Metal-organic frameworks (MOFs) are a class of crystalline porous polymers with periodic network structures formed by metal ions (or metal clusters) and organic ligands. MOFs are considered one of the best links between nanotechnology and energy storage due to their high specific surface area, abundant pores, controllable morphology, and multi-functionalities [14-16]. Up to now, more than 20,000 MOFs with diverse crystal structures, compositions, and morphologies have been discovered and this number is still increasing.
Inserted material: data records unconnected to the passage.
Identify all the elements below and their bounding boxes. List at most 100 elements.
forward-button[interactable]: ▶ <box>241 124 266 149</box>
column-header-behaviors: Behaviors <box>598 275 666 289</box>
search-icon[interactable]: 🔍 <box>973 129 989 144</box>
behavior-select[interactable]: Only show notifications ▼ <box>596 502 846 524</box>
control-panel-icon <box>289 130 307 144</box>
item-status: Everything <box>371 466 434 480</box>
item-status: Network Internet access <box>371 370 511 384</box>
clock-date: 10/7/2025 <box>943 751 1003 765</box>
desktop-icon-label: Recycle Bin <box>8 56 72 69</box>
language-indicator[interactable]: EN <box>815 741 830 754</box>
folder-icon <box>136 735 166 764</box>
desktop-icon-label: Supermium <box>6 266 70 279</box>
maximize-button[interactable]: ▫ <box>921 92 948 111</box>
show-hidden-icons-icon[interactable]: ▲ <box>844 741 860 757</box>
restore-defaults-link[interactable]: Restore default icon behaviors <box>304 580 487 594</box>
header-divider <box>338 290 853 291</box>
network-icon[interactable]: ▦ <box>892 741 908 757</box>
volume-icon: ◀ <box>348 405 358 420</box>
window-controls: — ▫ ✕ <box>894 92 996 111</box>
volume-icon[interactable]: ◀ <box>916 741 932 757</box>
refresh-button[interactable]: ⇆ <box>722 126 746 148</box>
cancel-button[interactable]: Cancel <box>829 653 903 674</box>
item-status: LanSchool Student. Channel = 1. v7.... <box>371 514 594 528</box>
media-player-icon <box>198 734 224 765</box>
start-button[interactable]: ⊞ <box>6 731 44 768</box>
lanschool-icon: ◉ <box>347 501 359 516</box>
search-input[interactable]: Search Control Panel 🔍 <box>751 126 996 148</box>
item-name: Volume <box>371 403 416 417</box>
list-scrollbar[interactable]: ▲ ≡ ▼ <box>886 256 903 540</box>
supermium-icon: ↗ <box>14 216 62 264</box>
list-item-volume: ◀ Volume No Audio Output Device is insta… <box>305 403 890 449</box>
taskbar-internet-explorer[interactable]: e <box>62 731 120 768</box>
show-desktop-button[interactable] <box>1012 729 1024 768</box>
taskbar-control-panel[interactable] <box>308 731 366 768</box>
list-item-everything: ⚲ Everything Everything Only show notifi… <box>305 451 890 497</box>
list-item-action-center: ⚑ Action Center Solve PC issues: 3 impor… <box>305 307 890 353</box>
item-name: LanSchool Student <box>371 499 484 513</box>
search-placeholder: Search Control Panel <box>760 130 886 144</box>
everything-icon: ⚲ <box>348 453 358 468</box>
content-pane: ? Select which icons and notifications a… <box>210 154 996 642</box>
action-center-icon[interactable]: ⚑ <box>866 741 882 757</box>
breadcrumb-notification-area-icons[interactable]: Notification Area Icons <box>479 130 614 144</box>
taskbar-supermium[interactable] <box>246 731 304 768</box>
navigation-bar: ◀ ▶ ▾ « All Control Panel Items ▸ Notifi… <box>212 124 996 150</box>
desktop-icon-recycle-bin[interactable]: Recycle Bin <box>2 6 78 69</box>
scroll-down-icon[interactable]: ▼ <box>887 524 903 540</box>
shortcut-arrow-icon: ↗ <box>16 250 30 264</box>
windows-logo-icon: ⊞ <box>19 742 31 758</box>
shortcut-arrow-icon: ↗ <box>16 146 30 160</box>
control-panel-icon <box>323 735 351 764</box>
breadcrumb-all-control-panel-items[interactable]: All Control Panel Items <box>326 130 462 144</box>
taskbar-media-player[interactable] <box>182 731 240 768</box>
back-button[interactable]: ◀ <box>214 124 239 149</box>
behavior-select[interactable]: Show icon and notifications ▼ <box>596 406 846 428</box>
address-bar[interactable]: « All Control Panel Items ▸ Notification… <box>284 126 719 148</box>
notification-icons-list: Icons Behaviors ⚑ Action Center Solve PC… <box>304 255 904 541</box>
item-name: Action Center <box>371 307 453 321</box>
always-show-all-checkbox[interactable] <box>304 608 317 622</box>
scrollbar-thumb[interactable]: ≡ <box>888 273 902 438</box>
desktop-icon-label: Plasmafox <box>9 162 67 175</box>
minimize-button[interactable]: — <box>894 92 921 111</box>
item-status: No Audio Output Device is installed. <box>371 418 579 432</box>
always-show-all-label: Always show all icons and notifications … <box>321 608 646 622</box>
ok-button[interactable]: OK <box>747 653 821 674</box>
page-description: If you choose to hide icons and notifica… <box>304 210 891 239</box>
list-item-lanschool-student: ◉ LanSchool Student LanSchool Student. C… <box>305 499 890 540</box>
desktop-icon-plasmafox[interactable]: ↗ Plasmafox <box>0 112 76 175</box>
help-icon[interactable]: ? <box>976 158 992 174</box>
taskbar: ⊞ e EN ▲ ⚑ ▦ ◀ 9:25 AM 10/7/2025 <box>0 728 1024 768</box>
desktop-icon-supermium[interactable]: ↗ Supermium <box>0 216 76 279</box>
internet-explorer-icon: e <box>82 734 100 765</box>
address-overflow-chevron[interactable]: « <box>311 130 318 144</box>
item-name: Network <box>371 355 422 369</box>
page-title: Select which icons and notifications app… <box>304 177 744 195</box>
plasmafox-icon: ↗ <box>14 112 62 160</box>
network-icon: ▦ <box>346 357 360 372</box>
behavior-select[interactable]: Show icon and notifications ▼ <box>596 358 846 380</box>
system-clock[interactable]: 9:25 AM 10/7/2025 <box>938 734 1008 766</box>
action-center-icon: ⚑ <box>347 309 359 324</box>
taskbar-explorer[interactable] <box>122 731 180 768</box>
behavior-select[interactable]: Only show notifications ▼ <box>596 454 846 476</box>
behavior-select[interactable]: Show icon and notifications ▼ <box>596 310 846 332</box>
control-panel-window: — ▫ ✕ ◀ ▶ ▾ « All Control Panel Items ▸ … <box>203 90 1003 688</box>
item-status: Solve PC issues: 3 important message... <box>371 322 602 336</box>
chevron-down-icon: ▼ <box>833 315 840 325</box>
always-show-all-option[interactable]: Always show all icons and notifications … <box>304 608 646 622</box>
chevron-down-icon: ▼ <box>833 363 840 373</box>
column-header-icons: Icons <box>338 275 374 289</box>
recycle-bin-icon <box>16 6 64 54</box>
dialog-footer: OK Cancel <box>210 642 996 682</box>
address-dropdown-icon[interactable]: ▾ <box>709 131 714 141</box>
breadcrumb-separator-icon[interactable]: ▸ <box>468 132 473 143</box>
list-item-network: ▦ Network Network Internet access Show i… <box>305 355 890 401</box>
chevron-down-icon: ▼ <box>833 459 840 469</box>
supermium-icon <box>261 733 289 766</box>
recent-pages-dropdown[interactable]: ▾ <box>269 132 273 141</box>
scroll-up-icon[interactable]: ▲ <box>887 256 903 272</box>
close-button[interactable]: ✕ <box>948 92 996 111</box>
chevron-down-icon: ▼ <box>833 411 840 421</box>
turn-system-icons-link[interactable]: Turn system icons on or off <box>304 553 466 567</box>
Several MOFs have been directly used as electrode materials for supercapacitors and electrocatalytic oxygen reduction reaction (ORR) [17]. The use of pristine MOFs with high surface area and the large diversity of metal ions as electrode materials for supercapacitors shows great potential and advantages. When using pure MOFs as electrode materials, low chemical stability and lack of electrical conductivity are the two key problems that have to face. So some MOFs are also used as supports to composite with active nanomaterials to solve above problems, including the combination of MOF and carbon materials (active carbon ( ), carbon nanotubes (CNTs), 金属有机框架(MOFs)是一类由金属离子(或金属团簇)和有机配体形成的具有周期性网络结构的结晶多孔聚合物。由于其高比表面积、丰富孔隙、可控形态和多功能性,MOFs 被认为是纳米技术和能量存储之间最好的联系之一。到目前为止,已经发现了超过 20,000 种具有不同晶体结构、组成和形态的 MOFs,这个数字仍在增加。一些 MOFs 已直接用作超级电容器和电催化氧还原反应(ORR)的电极材料。使用具有高比表面积和多样化金属离子的原始 MOFs 作为超级电容器的电极材料显示出巨大的潜力和优势。当将纯 MOFs 用作电极材料时,低化学稳定性和缺乏电导率是必须面对的两个关键问题。因此,一些 MOFs 也被用作支撑材料,与活性纳米材料复合以解决上述问题,包括 MOF 与碳材料(活性炭、碳纳米管)。